Маша совсем по-детски прижала ладони к лицу и заплакала, но Костя был неумолим.
— Потому что тогда она бы проследила! — обвиняющий тычок в Ларису Ивановну выдал всю ненависть её бывшего подопечного.
Моложавая женщина неожиданно собралась и очень спокойно шагнула ближе к огненной дорожке.
— Ты до сих пор не понял, что зря во всём винил меня? Костя, не я убила твою мать. Ты это сделал. Сам.
— Ты врёшь! — в облике мужчины вдруг проступил обиженный мальчик. — Всё время врёшь! Отцу голову задурила, учителям, ребятам! Без тебя всё нормально бы было!
— Костя, ты не прав, — Лариса властно остановила готового вмешаться Вадима, — тебе ведь нравилось в школе, пока я туда не приехала?
— Нравилось, и что с того? — набычился горе-переросток. — Ты всё испортила!
— Костя, давай успокоимся, — мягкий голос женщины обволакивал и разливался по воздуху подобно елею, — и вспомним тот день. Что я просила сделать? Пожалуйста, напомни. Расскажи всем присутствующим про моё первое задание. Ты показал мне…
— Погасить искру. Ты просила погасить искру, — выплюнул Костя.
— А если бы ты отказался, и мы бы не потушили огонь своими силами, то что бы произошло потом?
— Здание сгорело бы целиком! И все освободились бы разом, оставалось дождаться лишь возвращения Кроля. Я ждал, когда все соберутся.
— Как думаешь, они этого хотели? Ребята, которые жили с тобой? Учителя? Или Кроль?
— Слабаки, — страшная гримаса превратилась в маску горького разочарования, — они боялись боли и не заслуживали исцеления. Слепцы! В итоге я плюнул на их судьбу и ушёл. Им же хуже! Только Вика меня понимала, но, когда родилась Маша, её будто заклинило. Она больше не хотела огня, твердила, что можно вечно прятаться.

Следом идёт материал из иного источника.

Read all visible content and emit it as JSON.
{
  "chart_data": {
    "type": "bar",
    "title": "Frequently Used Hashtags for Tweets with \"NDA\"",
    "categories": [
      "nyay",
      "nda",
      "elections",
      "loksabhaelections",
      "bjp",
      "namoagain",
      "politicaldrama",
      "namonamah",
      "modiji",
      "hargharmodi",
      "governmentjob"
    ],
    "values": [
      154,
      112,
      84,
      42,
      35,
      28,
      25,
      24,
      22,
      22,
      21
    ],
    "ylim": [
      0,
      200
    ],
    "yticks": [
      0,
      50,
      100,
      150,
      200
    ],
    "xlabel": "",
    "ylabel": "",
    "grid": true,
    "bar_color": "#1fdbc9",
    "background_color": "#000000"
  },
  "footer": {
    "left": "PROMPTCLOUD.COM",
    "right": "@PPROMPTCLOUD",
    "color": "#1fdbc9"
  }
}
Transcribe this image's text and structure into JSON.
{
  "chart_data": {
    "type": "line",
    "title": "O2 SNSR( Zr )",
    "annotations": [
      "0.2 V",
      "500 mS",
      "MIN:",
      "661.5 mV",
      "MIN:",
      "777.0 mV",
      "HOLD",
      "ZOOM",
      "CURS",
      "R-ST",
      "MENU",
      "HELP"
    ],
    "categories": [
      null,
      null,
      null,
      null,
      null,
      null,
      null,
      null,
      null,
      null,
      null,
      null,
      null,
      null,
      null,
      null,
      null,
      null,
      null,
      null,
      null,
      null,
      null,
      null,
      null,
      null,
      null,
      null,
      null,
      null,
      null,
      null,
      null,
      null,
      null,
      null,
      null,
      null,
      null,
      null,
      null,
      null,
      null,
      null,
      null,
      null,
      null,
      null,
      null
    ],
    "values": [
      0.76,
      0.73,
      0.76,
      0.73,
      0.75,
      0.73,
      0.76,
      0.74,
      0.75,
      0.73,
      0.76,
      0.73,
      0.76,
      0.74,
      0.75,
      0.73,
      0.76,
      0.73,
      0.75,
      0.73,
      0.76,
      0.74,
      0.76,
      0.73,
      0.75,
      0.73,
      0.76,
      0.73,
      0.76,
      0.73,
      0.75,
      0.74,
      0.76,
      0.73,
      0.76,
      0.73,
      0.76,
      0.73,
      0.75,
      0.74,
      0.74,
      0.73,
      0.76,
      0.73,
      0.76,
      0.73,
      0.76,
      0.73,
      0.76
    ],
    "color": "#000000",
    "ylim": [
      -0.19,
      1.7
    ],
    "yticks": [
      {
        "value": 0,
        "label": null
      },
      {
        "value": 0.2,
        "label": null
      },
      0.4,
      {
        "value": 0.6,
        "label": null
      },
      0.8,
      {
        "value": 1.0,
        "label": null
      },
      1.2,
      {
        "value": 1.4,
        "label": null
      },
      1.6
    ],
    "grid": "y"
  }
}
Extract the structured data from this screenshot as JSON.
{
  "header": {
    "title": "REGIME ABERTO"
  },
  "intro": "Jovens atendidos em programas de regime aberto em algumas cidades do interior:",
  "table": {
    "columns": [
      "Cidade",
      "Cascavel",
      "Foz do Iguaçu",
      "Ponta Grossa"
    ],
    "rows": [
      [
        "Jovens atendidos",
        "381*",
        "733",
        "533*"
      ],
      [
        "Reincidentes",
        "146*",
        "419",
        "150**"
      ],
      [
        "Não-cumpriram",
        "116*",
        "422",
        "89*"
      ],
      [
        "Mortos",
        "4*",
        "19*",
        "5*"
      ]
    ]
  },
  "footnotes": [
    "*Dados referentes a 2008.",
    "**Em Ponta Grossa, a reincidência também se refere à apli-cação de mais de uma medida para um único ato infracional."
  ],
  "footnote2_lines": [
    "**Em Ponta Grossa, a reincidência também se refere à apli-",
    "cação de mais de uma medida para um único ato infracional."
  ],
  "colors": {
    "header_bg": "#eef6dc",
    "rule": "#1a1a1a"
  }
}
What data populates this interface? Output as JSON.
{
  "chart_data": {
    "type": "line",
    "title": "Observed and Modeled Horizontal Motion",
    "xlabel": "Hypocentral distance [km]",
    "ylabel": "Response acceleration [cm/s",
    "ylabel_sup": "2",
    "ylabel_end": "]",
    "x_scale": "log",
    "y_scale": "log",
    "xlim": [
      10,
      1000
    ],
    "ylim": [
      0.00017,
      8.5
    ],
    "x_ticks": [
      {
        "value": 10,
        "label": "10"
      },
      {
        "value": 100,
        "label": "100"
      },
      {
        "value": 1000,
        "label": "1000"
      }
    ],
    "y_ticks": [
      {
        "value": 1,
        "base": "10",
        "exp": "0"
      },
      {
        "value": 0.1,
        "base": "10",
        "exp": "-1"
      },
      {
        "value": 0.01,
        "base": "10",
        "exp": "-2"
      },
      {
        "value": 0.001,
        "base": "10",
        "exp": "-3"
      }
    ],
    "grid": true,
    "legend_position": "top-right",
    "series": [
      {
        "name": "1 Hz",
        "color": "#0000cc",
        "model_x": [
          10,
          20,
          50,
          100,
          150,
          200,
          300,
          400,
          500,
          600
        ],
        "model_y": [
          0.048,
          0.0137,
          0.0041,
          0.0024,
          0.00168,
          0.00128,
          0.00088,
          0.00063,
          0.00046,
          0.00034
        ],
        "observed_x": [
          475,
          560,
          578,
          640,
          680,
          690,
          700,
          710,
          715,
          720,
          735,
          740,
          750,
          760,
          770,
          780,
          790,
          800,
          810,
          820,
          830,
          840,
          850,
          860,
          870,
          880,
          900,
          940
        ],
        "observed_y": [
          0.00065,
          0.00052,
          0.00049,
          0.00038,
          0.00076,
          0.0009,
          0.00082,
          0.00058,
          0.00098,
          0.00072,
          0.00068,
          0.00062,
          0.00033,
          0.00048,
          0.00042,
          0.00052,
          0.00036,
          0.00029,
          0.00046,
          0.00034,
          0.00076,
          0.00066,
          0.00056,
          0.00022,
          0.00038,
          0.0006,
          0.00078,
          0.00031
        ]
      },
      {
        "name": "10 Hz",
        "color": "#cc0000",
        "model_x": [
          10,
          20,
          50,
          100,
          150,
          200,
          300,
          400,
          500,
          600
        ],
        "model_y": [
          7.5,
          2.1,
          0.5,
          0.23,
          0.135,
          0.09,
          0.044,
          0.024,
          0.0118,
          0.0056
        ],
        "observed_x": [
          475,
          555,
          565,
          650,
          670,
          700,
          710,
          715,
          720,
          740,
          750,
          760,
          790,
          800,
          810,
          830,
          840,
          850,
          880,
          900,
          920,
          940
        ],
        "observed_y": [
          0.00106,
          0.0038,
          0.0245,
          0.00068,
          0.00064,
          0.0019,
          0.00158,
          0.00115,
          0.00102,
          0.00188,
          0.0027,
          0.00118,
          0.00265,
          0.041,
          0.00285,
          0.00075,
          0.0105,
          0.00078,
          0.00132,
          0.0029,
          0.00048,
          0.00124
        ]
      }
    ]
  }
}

— Мама заставила тебя позвонить дедушке, — тоненькое Машино сопрано взвилось сквозь дымную завесу, — и попросить деньги. Она больше не верила, что дедушка плохой. Перестала верить из-за того, что ты хотел очистить меня.
— Ну и что с того? — зашипел Костя. — Да, он дал деньги без звука и не приехал сам, но где гарантия, что после этого он не начал следить за мной? Я не мог ему доверять из-за неё!
— Дедушка не знал про меня! Правда, не знал! Он верил, что ты сам когда-нибудь вернёшься домой.
— А она? — злобный взгляд на Ларису Ивановну.
— Бабушка всегда хотела с тобой подружиться… Папа!
Вихрь искр взлетел до небес и рассеялся, а мужчина рухнул на колени и завыл от горя.
— Мама… Прости меня…
Вадим Дмитриевич осторожно шагнул к сыну через выжженную траву, а потом упал на колени и обнял дрожащую фигуру.
— Сынок… Ты не виноват…
Лариса Ивановна коснулась плеч пасынка.
— Хочешь вернуться обратно?
— А вы меня примете? Мне так плохо одному.
— Двери моей школы всегда открыты для таких, как ты. И тебя это тоже касается, Машенька.